We certainly agree that, amid a $1.5 trillion deficit, taxpayer funding for Planned Parenthood is preposterous. Let George Soros or Peter Lewis spend their private fortunes to support the group's abortion counseling. But Mr. Boehner was wise to drop the provision on Friday rather than let Mr. Obama portray a shutdown as a fight over abortion rights. If Republicans want to win this fight in the coming months, they need to convince voters that Planned Parenthood funding is a low fiscal priority, not make it seem as if they want to use the budget to stage a cultural brawl.
This point is especially crucial in the looming showdown over increasing the debt limit. Mr. Obama will marshal a parade of Wall Street and Federal Reserve worthies predicting Armageddon if the debt limit isn't raised as early as mid-May.
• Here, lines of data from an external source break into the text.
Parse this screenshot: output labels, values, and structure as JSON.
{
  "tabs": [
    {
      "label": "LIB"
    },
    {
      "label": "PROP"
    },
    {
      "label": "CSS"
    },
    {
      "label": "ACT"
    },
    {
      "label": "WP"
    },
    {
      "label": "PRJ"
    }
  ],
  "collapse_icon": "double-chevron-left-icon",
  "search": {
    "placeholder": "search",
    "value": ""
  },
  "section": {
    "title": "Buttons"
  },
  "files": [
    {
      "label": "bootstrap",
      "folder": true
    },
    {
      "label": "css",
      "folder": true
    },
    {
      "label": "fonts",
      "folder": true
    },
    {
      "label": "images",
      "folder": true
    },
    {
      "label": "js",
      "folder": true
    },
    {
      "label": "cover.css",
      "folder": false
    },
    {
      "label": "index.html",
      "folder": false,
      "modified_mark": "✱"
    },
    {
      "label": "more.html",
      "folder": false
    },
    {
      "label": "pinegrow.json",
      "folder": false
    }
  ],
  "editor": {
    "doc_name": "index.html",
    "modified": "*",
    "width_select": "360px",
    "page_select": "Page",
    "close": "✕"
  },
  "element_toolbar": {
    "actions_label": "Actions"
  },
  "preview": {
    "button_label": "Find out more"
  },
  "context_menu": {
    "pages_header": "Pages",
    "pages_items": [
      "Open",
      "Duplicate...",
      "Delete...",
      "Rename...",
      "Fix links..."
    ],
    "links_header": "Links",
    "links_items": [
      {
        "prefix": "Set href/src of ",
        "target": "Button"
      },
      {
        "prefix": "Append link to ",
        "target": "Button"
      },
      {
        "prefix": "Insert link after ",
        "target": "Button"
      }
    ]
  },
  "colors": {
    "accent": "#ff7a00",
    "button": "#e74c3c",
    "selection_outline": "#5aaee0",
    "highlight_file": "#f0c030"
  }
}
Republicans will play into his hands of they seek to load up any debt limit increase with policies unrelated to spending and debt reduction.
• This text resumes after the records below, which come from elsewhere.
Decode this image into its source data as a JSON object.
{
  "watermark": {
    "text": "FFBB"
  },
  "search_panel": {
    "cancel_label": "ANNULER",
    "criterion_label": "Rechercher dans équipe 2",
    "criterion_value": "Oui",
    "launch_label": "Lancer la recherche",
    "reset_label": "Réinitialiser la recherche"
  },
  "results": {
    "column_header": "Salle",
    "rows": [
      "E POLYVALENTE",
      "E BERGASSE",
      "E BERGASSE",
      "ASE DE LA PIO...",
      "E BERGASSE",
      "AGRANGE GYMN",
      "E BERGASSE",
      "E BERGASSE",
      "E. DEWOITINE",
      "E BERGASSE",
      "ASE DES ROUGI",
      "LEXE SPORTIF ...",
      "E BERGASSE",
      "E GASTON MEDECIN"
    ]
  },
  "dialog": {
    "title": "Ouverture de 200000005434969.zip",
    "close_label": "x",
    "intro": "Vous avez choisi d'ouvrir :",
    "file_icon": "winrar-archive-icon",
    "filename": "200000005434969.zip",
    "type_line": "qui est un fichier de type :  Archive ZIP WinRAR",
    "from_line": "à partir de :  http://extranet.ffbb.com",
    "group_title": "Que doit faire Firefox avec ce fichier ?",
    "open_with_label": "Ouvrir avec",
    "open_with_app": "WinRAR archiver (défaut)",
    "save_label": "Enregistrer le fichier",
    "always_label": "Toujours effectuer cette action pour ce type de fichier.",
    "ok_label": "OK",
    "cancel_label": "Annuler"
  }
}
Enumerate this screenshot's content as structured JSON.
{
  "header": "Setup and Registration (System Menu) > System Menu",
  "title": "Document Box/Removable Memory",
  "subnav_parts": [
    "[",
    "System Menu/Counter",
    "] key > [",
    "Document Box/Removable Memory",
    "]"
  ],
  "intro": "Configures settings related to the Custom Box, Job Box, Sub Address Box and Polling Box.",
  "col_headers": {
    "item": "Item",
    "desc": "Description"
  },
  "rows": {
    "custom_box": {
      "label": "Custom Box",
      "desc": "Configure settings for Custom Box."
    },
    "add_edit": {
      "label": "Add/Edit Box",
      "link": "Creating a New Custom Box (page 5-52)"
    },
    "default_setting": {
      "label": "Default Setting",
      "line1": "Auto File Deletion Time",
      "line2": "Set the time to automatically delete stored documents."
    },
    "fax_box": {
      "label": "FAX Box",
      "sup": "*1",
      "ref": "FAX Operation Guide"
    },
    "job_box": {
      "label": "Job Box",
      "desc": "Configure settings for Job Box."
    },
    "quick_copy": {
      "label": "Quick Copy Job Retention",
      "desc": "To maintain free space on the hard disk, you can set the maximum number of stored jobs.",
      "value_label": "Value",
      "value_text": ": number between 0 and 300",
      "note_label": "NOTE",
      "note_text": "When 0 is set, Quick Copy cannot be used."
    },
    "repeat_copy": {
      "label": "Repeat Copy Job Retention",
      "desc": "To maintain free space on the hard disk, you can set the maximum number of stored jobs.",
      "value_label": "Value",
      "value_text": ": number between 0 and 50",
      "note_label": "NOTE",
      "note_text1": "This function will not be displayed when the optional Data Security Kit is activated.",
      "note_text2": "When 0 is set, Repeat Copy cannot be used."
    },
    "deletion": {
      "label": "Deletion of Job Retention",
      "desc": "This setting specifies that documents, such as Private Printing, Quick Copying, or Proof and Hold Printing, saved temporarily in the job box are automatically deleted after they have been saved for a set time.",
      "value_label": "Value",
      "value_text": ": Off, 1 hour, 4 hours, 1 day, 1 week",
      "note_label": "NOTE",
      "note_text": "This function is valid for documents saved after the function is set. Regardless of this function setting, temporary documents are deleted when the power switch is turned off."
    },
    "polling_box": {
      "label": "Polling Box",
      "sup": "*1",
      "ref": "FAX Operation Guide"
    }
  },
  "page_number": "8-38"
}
Since when is $330 million unrelated to spending?  And, anyone who thinks that Planned Parenthood's portion of liberals' federal cornucopia is a discrete and isolated chunk is fooling themselves.  The same people are feeding at the government trough under various guises, e.g., health care, community organizing, foreign aid.  Liberals will squawk whenever any and every piece of their pork pie is threatened.  So, conservatives at the WSJ, and elsewhere, had better find their moral voice and get familiar with reasons for taking on social liberals.  They'll be running into them wherever they probe for cuts.

Ultimately, the problem with what the editorial counsels is that it ignores the vital connection between the social and fiscal issues, a connection that Democrats never ignore.  If two years of Democratic hegemony in DC taught us anything, it is that statist priorities, corporatist economics, and the sexual revolution march arm in arm.  They are all components of the culture of death.

Noman has come to appreciate the vital importance of the economic issues to freedom.  From a purely pragmatic perspective, the choice between a party that wholeheartedly loves abortion, hates traditional religion, and wants to take away all his money on the one hand--the Democrats--and a party that harbors some who love abortion, and hate traditional religion, but will let him keep his money--the Republicans--is an easy one.  But, until the first two items are removed from the equation, the choice merely offers the difference between a quick capitulation and a slow capitulation to government domination.  Moral degradation and statism advance together.  Dependence is central and crucial to both of them.

The only coalition capable of straightening out this country's problems will include libertarians and Christians; those who want small federal government and a large sphere of personal liberty, with those who want moral self-governance in both government and persons.  Endlessly deferring the interests of either group is the wrong way to advance the interests of the other, and of the coalition.  Economic conservatives will have to learn to appreciate the vital importance of the social issues to freedom.  That's when the party will really get going.